The Labour Party Conference in Liverpool was heavy on housing and redevelopment with pledges of new homes and affordable costs repeated from speech to speech.
“We are the builders,” was Leader Sir Keir Starmer’s declaration as he pledged 1.5 million new homes in five years if Labour were to be elected at the next general election. Starmer vowed a “decade of national renewal” across the board, and used the current housing crisis as a means to distinguish his party from the current government.
Notably, the conference was opened by Angela Rayner, shadow secretary for Levelling Up, Housing and Communities, who pledged to “deliver the biggest boost in affordable and social housing in a generation”. Rayner’s speech remained broadly in this vein; she criticised the current Conservative government, and those preceding them, for “[snatching] away […] secure, affordable homes” and instead bolstering “unaffordable private rents” that betrayed the regular worker.
Rayner focused on affordable housing, of which she promised Labour would deliver both affordable homes and council housing. The Affordable Homes Programme proposed would stop developers “wriggling out of responsibilities”.
Starmer’s speech was equally housing heavy, as he pledged to overhaul the “restrictive planning system” of the current government without “tearing up the green belt”. The reintroduction of housing targets would allow for more prevalent building on the green belt, but Starmer also reiterated his commitment to the preservation of protected areas.
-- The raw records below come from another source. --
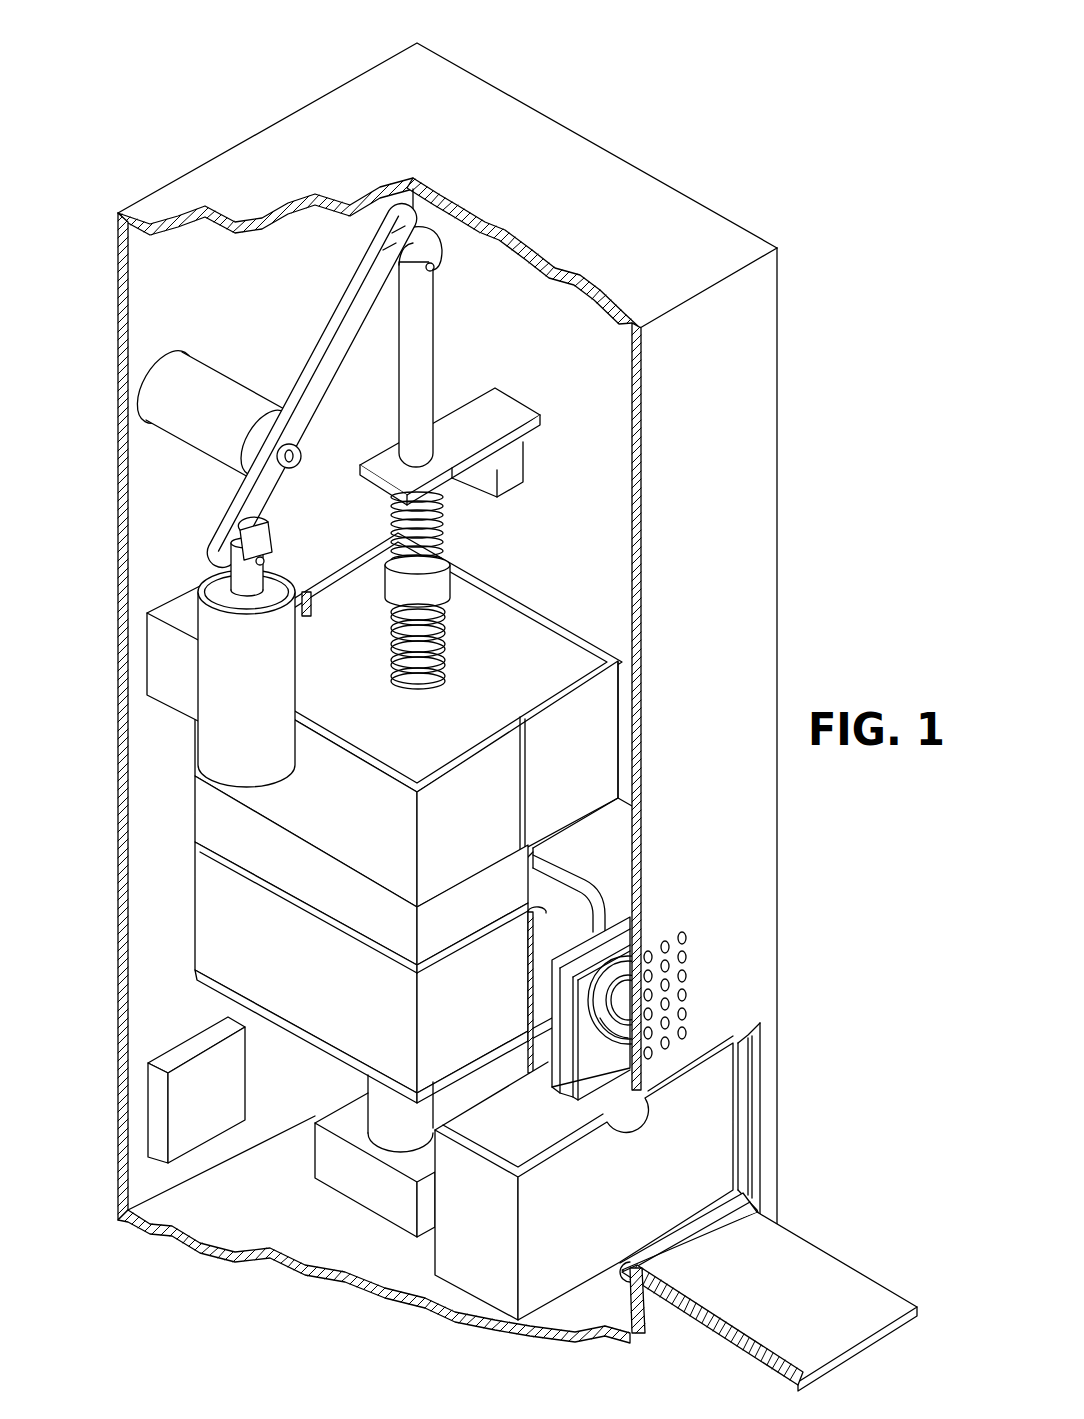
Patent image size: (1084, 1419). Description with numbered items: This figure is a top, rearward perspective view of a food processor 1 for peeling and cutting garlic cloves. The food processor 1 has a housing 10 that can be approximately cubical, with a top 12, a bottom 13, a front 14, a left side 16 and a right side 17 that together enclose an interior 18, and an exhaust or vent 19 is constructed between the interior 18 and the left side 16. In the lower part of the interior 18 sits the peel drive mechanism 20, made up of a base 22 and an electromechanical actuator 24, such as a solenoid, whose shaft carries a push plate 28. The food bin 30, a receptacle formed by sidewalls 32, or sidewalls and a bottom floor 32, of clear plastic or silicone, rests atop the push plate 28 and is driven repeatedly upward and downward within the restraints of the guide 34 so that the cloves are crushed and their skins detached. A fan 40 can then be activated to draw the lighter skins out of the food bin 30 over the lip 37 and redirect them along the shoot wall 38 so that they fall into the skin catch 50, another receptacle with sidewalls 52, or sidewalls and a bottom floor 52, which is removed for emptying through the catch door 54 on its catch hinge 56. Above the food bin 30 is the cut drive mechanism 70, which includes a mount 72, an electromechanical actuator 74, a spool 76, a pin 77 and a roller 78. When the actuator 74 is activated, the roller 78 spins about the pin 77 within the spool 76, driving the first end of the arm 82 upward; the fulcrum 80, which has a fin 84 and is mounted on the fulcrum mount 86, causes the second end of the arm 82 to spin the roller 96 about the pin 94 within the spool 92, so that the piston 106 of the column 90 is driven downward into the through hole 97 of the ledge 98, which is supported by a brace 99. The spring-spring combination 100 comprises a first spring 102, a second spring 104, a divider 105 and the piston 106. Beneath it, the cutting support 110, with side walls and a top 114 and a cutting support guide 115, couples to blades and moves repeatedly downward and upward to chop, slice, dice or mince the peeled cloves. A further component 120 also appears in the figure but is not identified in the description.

The food processor 1 is at (258, 90).
The housing 10 is at (600, 148).
The top 12 is at (428, 125).
The bottom 13 is at (237, 1217).
The front 14 is at (587, 522).
The left side 16 is at (720, 635).
The right side 17 is at (170, 829).
The interior 18 is at (318, 1243).
The exhaust/vent 19 is at (680, 940).
The peel drive mechanism 20 is at (385, 1185).
The base 22 is at (345, 1197).
The electromechanical actuator 24 is at (368, 1095).
The push plate 28 is at (215, 1008).
The food bin 30 is at (298, 1040).
The sidewalls 32 is at (317, 992).
The guide 34 is at (528, 975).
The lip 37 is at (527, 930).
The shoot wall 38 is at (590, 840).
The fan 40 is at (565, 1090).
The skin catch 50 is at (452, 1298).
The sidewalls 52 is at (487, 1235).
The catch door 54 is at (855, 1265).
The catch hinge 56 is at (612, 1262).
The cut drive mechanism 70 is at (270, 362).
The mount 72 is at (178, 600).
The electromechanical actuator 74 is at (297, 686).
The spool 76 is at (262, 597).
The pin 77 is at (266, 562).
The roller 78 is at (274, 532).
The fulcrum 80 is at (302, 452).
The arm 82 is at (342, 368).
The fin 84 is at (372, 262).
The fulcrum mount 86 is at (205, 352).
The column 90 is at (438, 355).
The spool 92 is at (424, 292).
The pin 94 is at (435, 267).
The roller 96 is at (448, 226).
The through hole 97 is at (425, 455).
The ledge 98 is at (530, 400).
The brace 99 is at (525, 470).
The spring-spring combination 100 is at (455, 508).
The first spring 102 is at (388, 518).
The second spring 104 is at (446, 650).
The divider 105 is at (383, 595).
The piston 106 is at (422, 660).
The cutting support 110 is at (318, 858).
The side walls and top 114 is at (433, 744).
The cutting support guide 115 is at (553, 620).
The controller 120 is at (147, 1112).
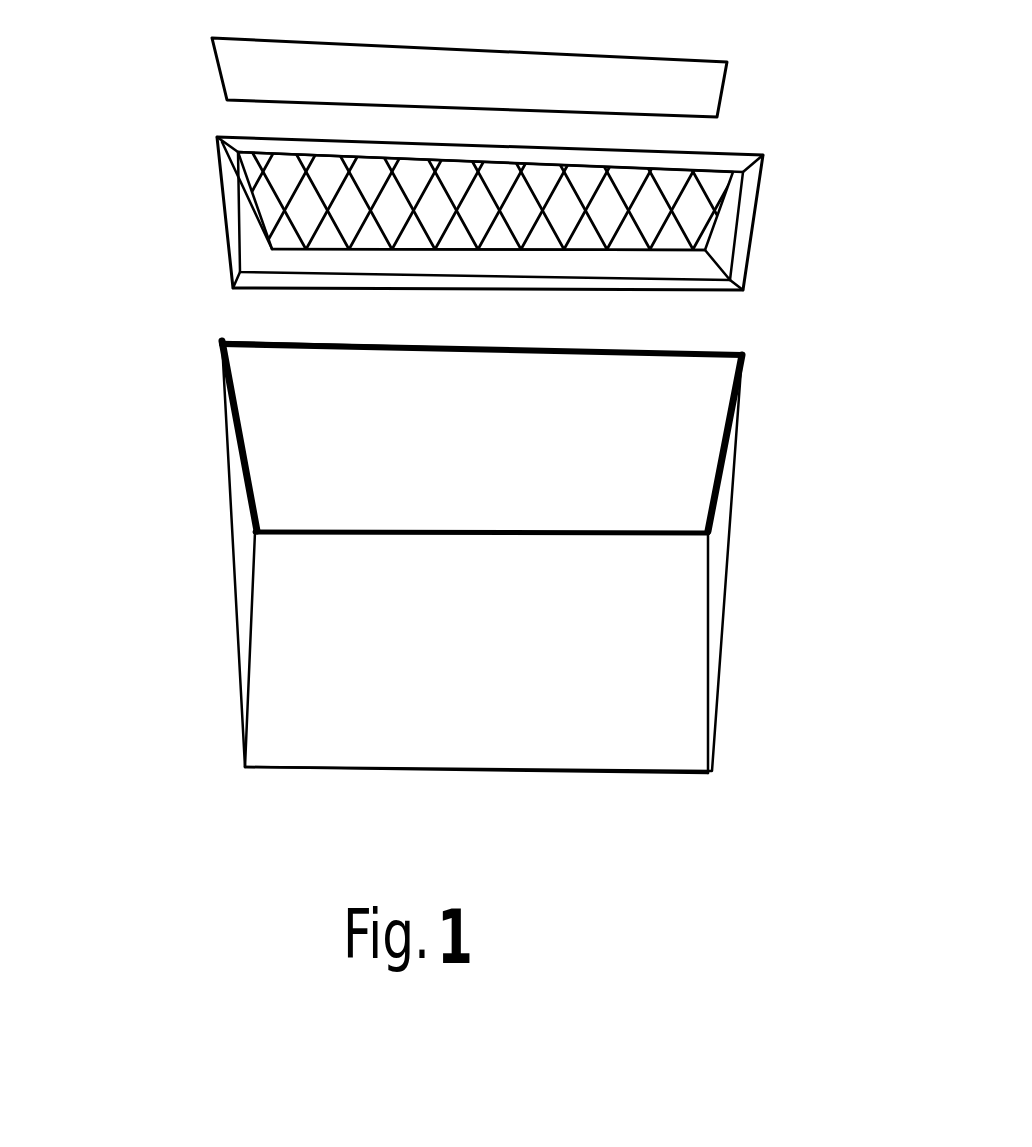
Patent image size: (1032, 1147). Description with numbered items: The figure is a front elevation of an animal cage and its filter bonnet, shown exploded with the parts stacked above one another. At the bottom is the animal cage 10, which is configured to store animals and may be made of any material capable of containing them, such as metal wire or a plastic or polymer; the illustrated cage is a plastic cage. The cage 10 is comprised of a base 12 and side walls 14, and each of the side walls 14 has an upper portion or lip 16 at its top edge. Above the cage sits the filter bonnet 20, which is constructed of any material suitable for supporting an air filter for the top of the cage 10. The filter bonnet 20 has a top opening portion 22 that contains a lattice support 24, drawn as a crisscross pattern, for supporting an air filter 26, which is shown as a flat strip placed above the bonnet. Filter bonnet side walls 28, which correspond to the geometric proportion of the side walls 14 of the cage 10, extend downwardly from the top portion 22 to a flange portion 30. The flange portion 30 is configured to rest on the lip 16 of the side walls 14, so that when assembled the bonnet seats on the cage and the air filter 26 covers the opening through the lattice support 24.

The animal cage 10 is at (561, 587).
The base 12 is at (597, 773).
The side walls 14 is at (637, 630).
The lip 16 is at (742, 353).
The filter bonnet 20 is at (476, 193).
The top opening portion 22 is at (280, 185).
The lattice support 24 is at (297, 230).
The air filter 26 is at (727, 62).
The filter bonnet side walls 28 is at (727, 212).
The flange portion 30 is at (747, 237).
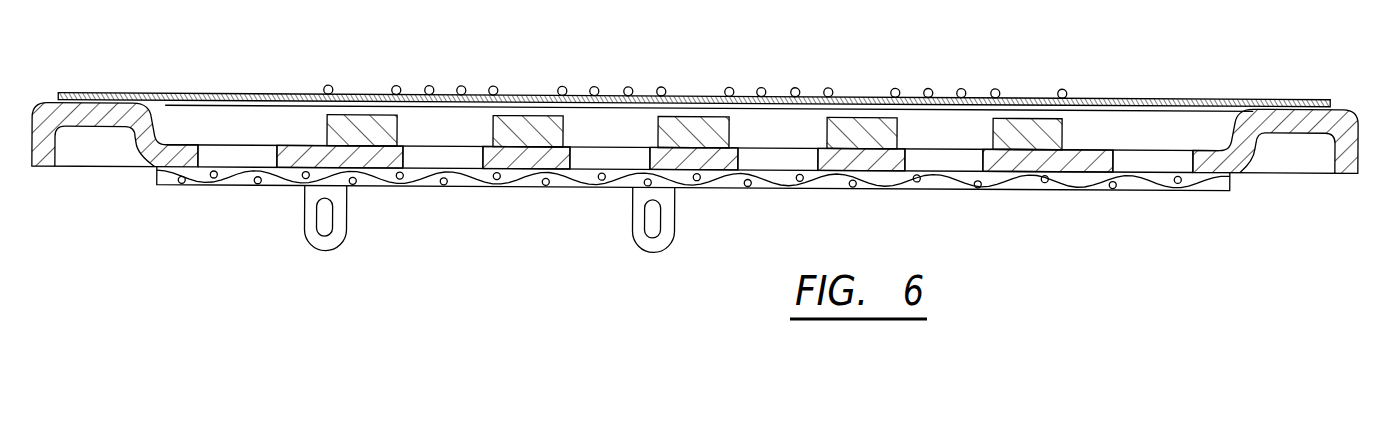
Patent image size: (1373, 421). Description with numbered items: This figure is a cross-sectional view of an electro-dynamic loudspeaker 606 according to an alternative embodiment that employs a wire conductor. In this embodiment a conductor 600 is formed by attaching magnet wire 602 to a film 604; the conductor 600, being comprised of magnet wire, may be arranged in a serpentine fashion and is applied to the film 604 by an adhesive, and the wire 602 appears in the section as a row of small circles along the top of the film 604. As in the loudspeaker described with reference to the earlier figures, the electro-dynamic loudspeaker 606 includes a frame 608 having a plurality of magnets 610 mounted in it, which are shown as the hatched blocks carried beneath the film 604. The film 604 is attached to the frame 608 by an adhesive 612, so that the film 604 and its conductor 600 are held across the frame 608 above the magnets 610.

Rather, Starmer referenced building upon the “grey belt”, land lacking in biodiversity or heritage that would serve the purpose of redevelopment. He stressed that the UK needed to “get real about where we’re going to build,” while staying on track with green energy targets. He blamed greed for the underuse of viable sites: “no more land-bankers sitting comfortably on brownfield sites while rents in their community rise […] no more inertia in the face of resistance”. The “rut” of present can only be escaped by “a serious government”, not the current “shallow men and women of Westminster”.
Starmer echoed shadow chancellor Rachel Reeves, who told the conference that Labour would reform the “antiquated” planning system with “once-in-a-
generation” reforms. Starmer promised “the next generation of Labour new towns” with “good jobs […] good infrastructure” using “good land for affordable homes”.
“The dream of home ownership” Starmer implored, “has become […] out of reach for millions”. He spoke of his own childhood, and the “springboard” that his family owning their own home gave him. Home ownership will be a priority under a Labour government, Starmer stressed, echoing Rayner’s summation of house prices as “increasing year on year so no one can afford to buy”.
The conference’s take on housing built upon the way in which Labour has been contrasting itself to the current government in recent months. Talk of spiraling costs and unaffordable rents under the current government was accompanied by promises of affordability and reliability, that can only happen, in the words of Starmer, by getting “cranes in the sky”.